De acordo com Demografia Médica no Brasil, em 2019, dos novos estudantes de medicina, 69,7% eram brancos, 24,7% pardos, 3,5% pretos e 2,1% indígenas e asiáticos. O levantamento da FMUSP se baseia em informações do Censo de Educação Superior no Brasil, do Ministério da Educação.

Para efeito de comparação, segundo o módulo Características Gerais dos Domicílios e dos Moradores da Pesquisa Nacional por Amostra de Domicílios (PNAD) Contínua, do Instituto Brasileiro de Geografia e Estatística (IBGE), 45,3% da população do país se declara parda, enquanto 10,6%, preta. O IBGE classifica os negros como o somatório de pretos e pardos. Os brancos eram 42,8%.

Aproximação

A dificuldade de pessoas negras encontrarem profissionais de saúde da mesma cor foi a ignição para o dentista Arthur Lima fundar a AfroSaúde, uma startup – empresa inovadora, geralmente apoiada em tecnologia – voltada para unir essas duas pontas. Por meio de uma plataforma na internet, profissionais negros oferecem serviços, enquanto pacientes procuram especialistas.

Arthur conta que foi um caso de racismo que levou à criação da AfroSaúde. “Uma colega dentista, mulher negra, precisava encaminhar a sua paciente para um outro especialista, pois a paciente dela tinha ido a um que cometeu tal crime, e a paciente só queria outra pessoa negra, pois ela se sentiria mais confortável,” relembra.

“Na época não encontrei um dentista negro especialista (em tratamento de canal) e aquilo me deixou intrigado. Existia um gap [uma lacuna] de mercado relacionado a soluções em saúde que fossem direcionadas para a população negra.”

Formação médica

Para Arthur, não há grande interesse em especialização na saúde de pessoas negras nas faculdades. “Infelizmente, a saúde da população negra não é disciplina presente em muitos cursos de graduação. Quando existe, é por meio de matéria optativa ou projeto de extensão”. O reflexo disso, segundo ele, são “profissionais que se formam sem saber como cuidar da população de um país que é composto por 56% de pessoas negras.”

“Não tem uma literatura, um livro de referência em pele negra no Brasil”, faz coro Cauê, da SBD.

Tratamento inadequado

Arthur considera que “essas disparidades e injustiças estruturais afetam o acesso a serviços de qualidade, diagnóstico precoce e tratamento adequado.”

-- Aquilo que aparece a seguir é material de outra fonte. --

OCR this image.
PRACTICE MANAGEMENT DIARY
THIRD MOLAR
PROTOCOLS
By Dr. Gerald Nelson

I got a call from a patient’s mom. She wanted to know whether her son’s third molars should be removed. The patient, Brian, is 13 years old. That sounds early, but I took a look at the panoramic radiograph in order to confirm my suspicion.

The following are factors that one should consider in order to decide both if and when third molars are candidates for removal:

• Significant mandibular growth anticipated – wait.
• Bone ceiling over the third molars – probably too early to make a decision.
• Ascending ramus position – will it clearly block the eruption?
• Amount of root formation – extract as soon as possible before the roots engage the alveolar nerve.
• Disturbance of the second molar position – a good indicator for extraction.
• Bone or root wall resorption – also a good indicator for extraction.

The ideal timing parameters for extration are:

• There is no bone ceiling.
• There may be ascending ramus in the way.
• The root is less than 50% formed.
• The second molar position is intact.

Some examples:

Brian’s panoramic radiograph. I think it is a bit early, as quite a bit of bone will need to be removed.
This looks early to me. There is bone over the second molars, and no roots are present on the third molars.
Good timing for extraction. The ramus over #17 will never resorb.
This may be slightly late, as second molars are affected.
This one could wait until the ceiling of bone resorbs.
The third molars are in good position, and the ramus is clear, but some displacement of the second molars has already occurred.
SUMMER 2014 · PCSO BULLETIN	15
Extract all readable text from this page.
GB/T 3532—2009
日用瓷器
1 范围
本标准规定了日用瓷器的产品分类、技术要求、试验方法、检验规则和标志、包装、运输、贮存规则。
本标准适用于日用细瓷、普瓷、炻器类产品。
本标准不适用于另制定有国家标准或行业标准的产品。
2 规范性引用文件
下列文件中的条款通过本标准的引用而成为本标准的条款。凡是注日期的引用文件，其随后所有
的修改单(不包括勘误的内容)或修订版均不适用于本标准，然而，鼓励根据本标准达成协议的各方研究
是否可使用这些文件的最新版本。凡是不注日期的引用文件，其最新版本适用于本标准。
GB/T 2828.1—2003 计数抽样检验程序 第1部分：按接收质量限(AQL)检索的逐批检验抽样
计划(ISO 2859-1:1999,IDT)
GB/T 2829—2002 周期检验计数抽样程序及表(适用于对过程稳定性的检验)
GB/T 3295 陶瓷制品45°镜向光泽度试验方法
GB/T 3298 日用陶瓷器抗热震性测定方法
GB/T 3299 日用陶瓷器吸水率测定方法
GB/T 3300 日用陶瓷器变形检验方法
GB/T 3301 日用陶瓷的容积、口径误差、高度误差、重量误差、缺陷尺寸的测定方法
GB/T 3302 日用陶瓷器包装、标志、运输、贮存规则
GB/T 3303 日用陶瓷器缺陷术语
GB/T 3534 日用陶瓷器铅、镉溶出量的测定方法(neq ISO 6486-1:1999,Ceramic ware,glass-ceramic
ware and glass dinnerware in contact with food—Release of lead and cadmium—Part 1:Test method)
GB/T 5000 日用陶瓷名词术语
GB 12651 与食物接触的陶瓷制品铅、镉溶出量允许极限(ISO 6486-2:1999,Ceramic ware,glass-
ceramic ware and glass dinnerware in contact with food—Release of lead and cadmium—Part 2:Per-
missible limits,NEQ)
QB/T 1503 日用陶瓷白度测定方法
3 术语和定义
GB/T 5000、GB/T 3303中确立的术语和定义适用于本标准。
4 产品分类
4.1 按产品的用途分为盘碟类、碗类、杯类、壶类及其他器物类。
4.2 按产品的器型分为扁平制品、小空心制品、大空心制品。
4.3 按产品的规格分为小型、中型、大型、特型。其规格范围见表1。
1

O profissional lista alguns casos em que a saúde da população negra não recebe o tratamento adequado. “As negras são as que mais sofrem com a violência obstétrica, desde a dificuldade de acesso a um pré-natal de qualidade ao momento do parto e puerpério,” cita.

“São inúmeros casos de negação de anestesia durante o parto por [os profissionais] acharem que as negras são mais resistentes à dor”, diz, acrescentando que o mesmo acontece na odontologia. “Existem muitas pesquisas científicas que abordam sobre como terapias mais invasivas e mutiladoras são oferecidas a pacientes negros comparados aos não negros, pois os profissionais seguem o mesmo pensamento.”

No campo da saúde mental, “são incontáveis casos de traumas por conta da falta de entendimento e acolhimento de profissionais não negros em relação a como o racismo ou o processo de ser uma pessoa negra no Brasil influencia no adoecimento mental,” diz.

“Por isso, muitas pessoas negras buscam profissionais que sejam semelhantes a elas, pelo fato de terem mais chances de serem médicos que buscam algum tipo de conhecimento técnico sobre saúde mental da população negra ou, por muitas vezes, saberem como o processo de racismo funciona”, conclui.